The U.S. Securities and Exchange Commission’s Division of Corporation Finance (“Corp Fin”) recently updated its guidance concerning how it will evaluate requests for waivers by Well Known Seasoned Issuers (“WKSI”) who would otherwise become ineligible to be WKSIs under Rule 405 of the Securities Act.. According to Corp Fin, this update is more of a refinement than it is a change to the existing policy.
WKSIs have benefits such as the ability to sell their securities through shelf registration statements that become effective upon filing rather than after Corp Fin review and declaration of effectiveness. WKSIs cannot be “ineligible issuers” under Rule 405. A WKSI could lose its status by becoming an “ineligible issuer” under Rule 405 as the result of certain activities, such as violating the anti-fraud provisions of the federal securities laws or a criminal conviction. A WKSI can request that the Commission waive the ineligible issuer status. The Commission has delegated that authority to Corp Fin. An issuer in need of a WKSI waiver must send a request letter to Corp Fin addressing the considerations described below. The issuer bears the burden of establishing that a waiver is justified.

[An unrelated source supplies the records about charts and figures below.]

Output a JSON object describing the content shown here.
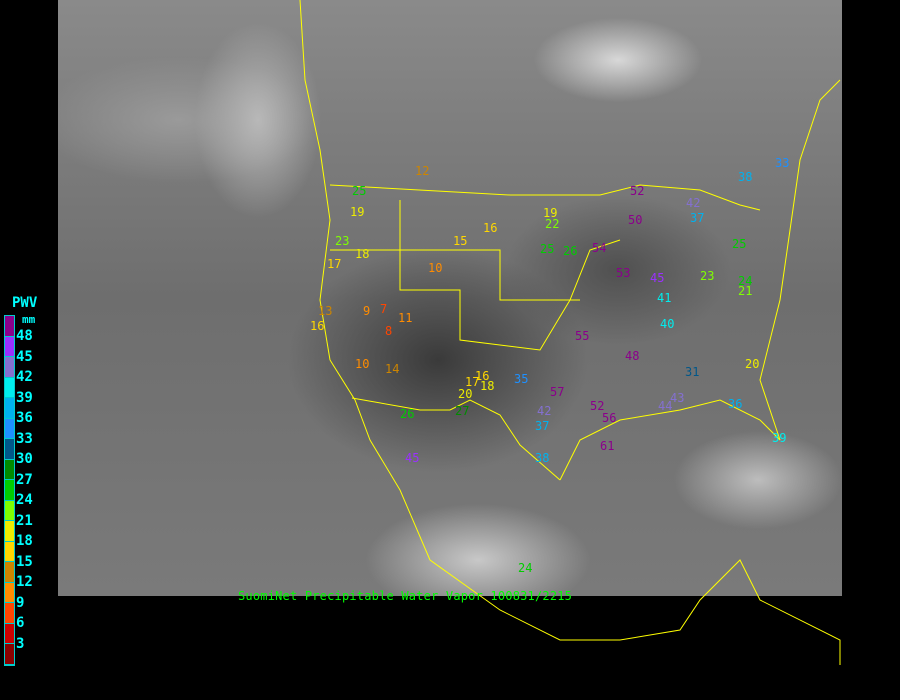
{
  "caption": "SuomiNet Precipitable Water Vapor 100831/2215",
  "legend": {
    "title": "PWV",
    "unit": "mm",
    "labels": [
      "48",
      "45",
      "42",
      "39",
      "36",
      "33",
      "30",
      "27",
      "24",
      "21",
      "18",
      "15",
      "12",
      "9",
      "6",
      "3"
    ],
    "colors": [
      "#8b008b",
      "#9b30ff",
      "#8470d0",
      "#00eeee",
      "#00b2ee",
      "#1e90ff",
      "#00578a",
      "#008b00",
      "#00cd00",
      "#7fff00",
      "#eeee00",
      "#ffd700",
      "#cd8500",
      "#ff8c00",
      "#ff4500",
      "#cd0000",
      "#8b0000"
    ]
  },
  "border_color": "#ffff00",
  "stations": [
    "12",
    "25",
    "19",
    "23",
    "18",
    "17",
    "13",
    "16",
    "10",
    "9",
    "7",
    "11",
    "14",
    "16",
    "15",
    "8",
    "10",
    "16",
    "19",
    "22",
    "25",
    "26",
    "54",
    "53",
    "52",
    "50",
    "42",
    "37",
    "38",
    "33",
    "25",
    "23",
    "21",
    "24",
    "20",
    "41",
    "40",
    "45",
    "48",
    "44",
    "36",
    "55",
    "57",
    "61",
    "37",
    "38",
    "24",
    "45",
    "27",
    "26",
    "20",
    "17",
    "18",
    "35",
    "42",
    "52",
    "56",
    "43",
    "31",
    "39"
  ]
}
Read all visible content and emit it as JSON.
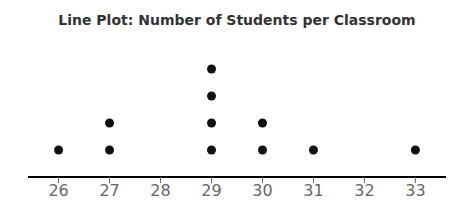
{
  "chart_data": {
    "type": "dot",
    "title": "Line Plot: Number of Students per Classroom",
    "x": [
      26,
      27,
      28,
      29,
      30,
      31,
      32,
      33
    ],
    "values": [
      1,
      2,
      0,
      4,
      2,
      1,
      0,
      1
    ],
    "color": "#111111",
    "xlim": [
      25.4,
      33.6
    ],
    "xticks": [
      26,
      27,
      28,
      29,
      30,
      31,
      32,
      33
    ],
    "ylim": [
      0,
      5
    ],
    "grid": false,
    "tick_labels": "x"
  }
}
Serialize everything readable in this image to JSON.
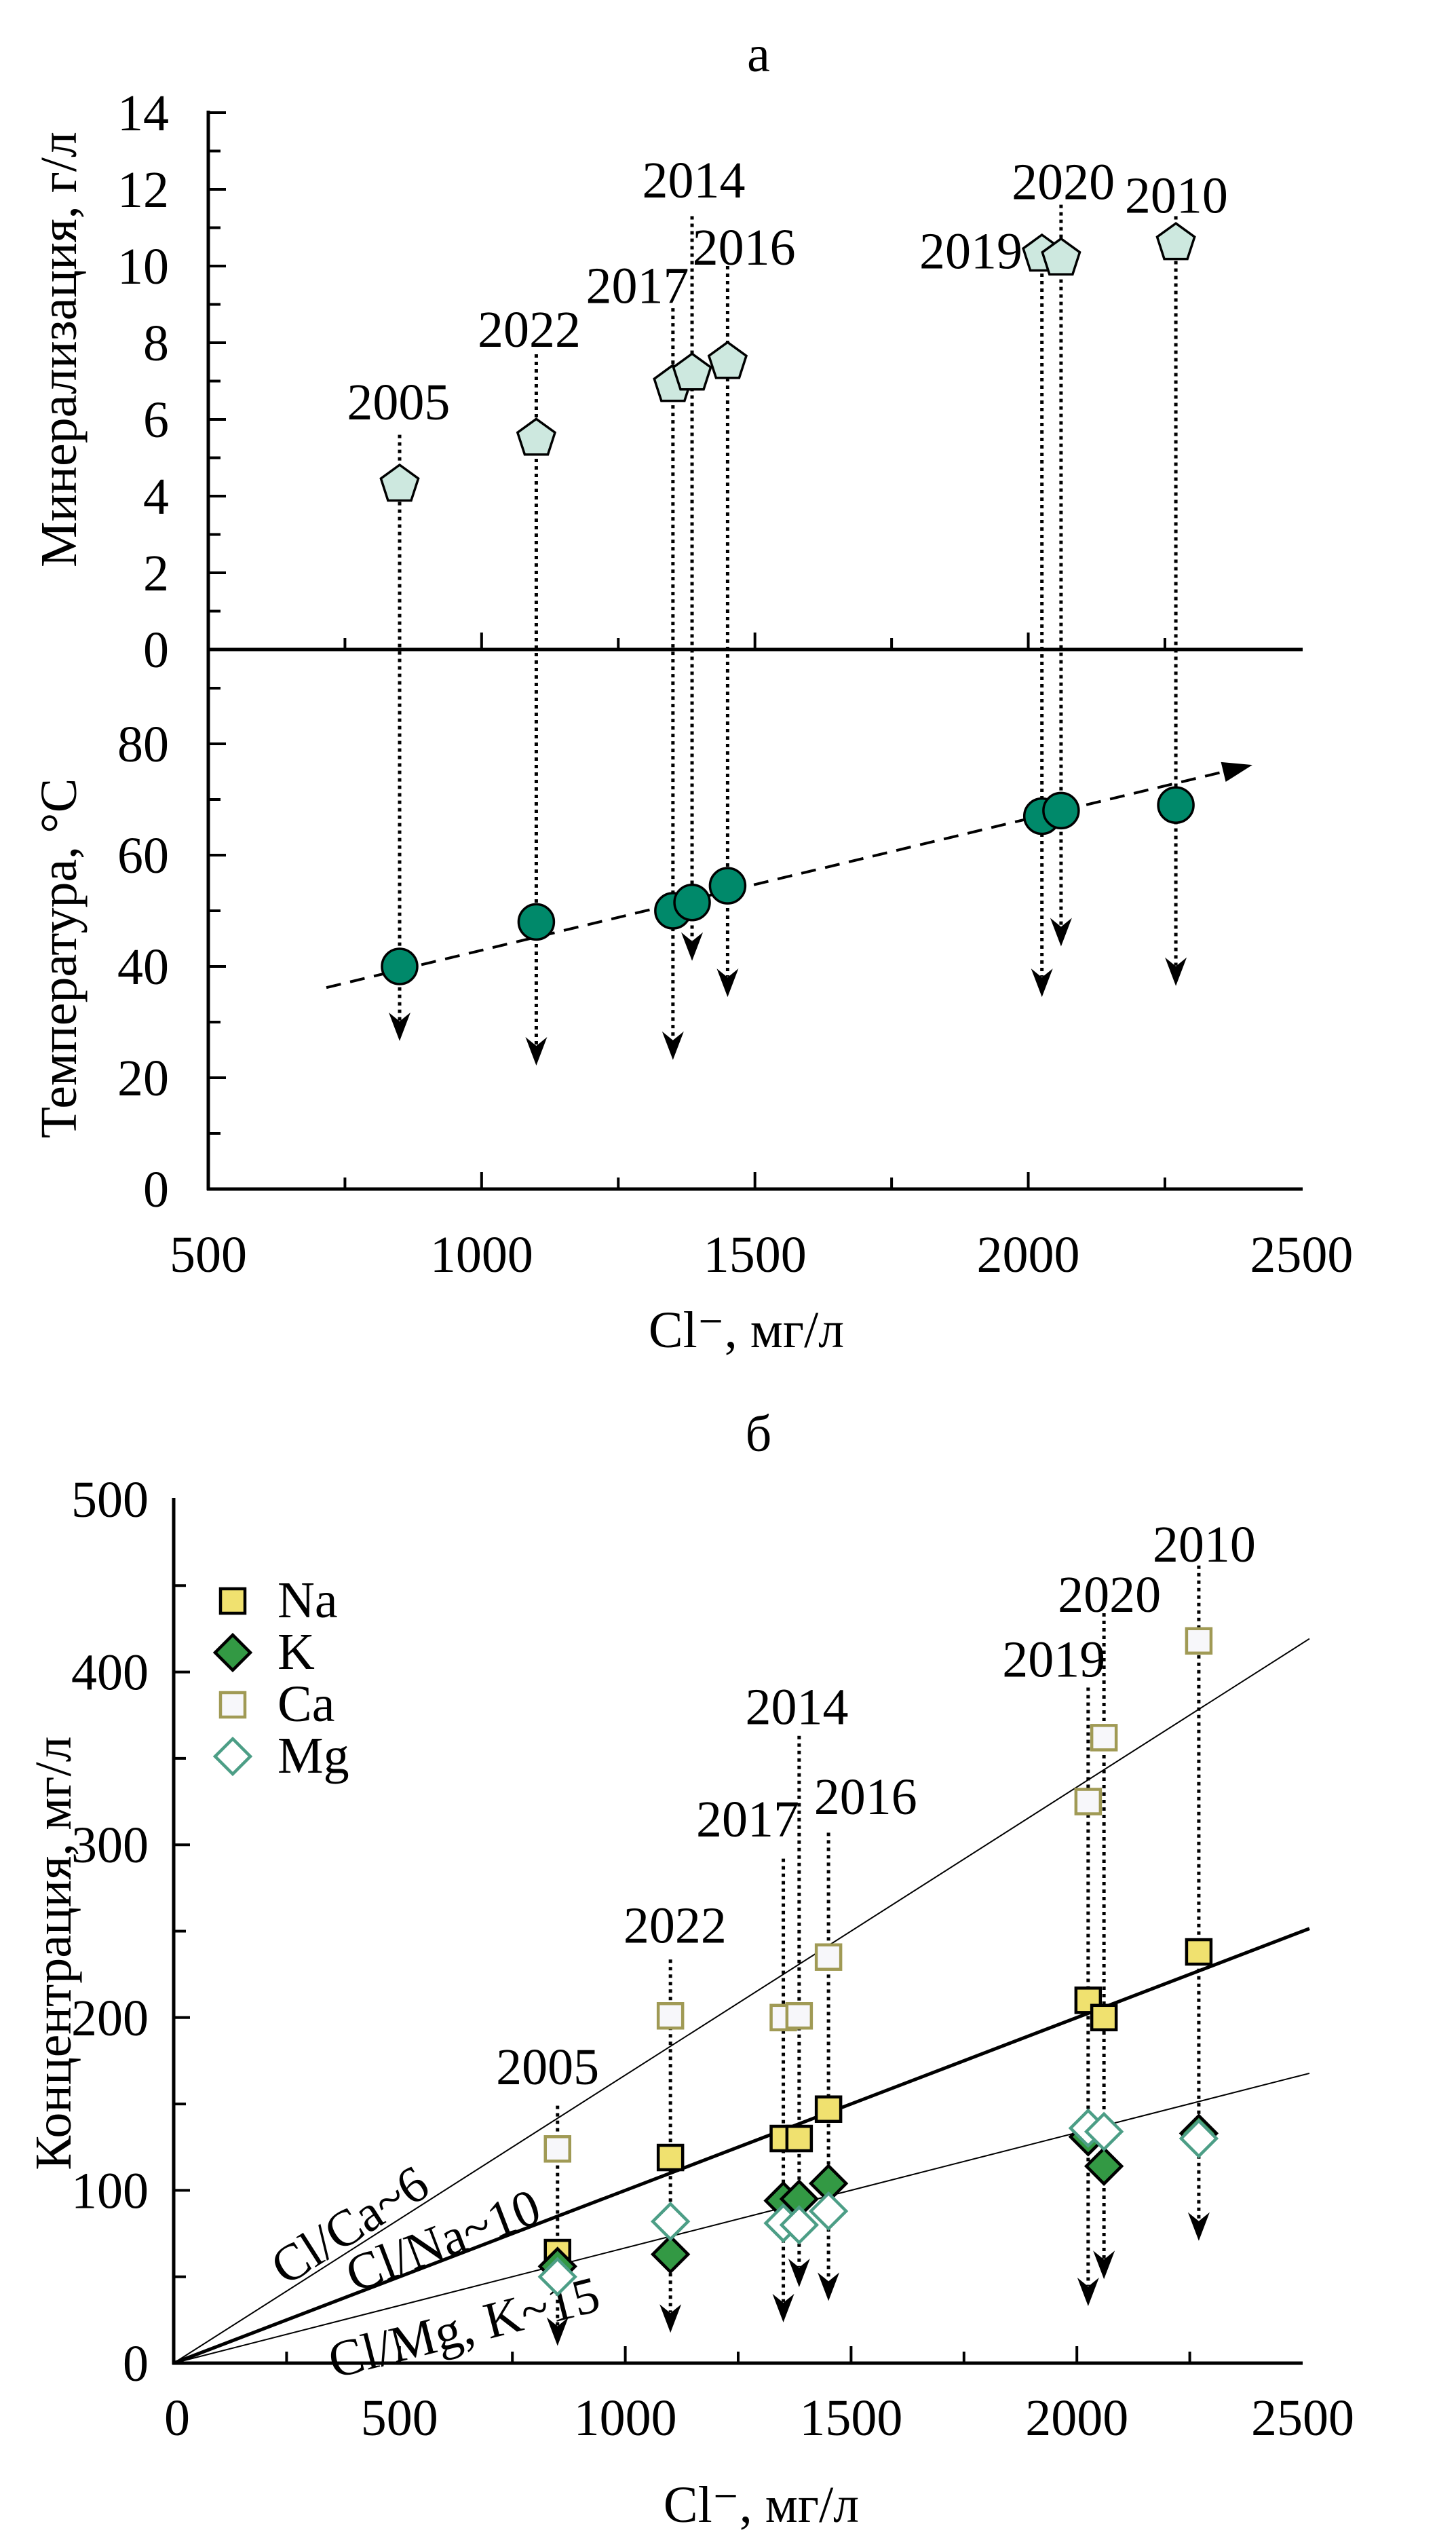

Corp Fin may grant such a waiver if it concludes that the waiver is consistent with the public interest and protection of investors.
In July 2011, Corp Fin issued guidance on what it considered “good cause” to issue such waivers. On March 12, 2014, Corp Fin issued a revised statement regarding its evaluation of these waiver requests. The revised statement refines how the inquiry is articulated and focuses more sharply on who within the organization knew of the offending conduct, the level within the organization of those personnel, and whether red flags were missed or ignored. In addition, the new guidance considers subsidiaries’ disclosures for the first time.
According to the recent guidance, Corp Fin will consider whether the violation involved a criminal conviction or scienter-based violation; and the nature of the violation or conviction and whether it involved disclosure for which the issuer or its subsidiaries was responsible, or otherwise calls into question the ability of the issuer to produce reliable disclosures. The following factors also will be considered by Corp Fin, with no single factor being determinative: (1) who was responsible for the conduct and the duration of the conduct; (2) what remedial steps have been taken; and (3) what would be the impact of a denial of the waiver request. As to the responsibility factor, Corp Fin will look at the level of personnel involved, whether “red flags” existed, whether such warning signs were ignored, and whether the conduct was recurring or isolated. Corp Fin will be looking at the “tone at the top” and how that affected the conduct. Corp Fin will also look at the remedial steps, if any, that have been taken and how they relate specifically to the issuer’s ability to produce reliable disclosures. Finally, Corp Fin will consider whether the issuer’s loss of WKSI status would be disproportionate to the conduct and how such loss would affect the markets as a whole.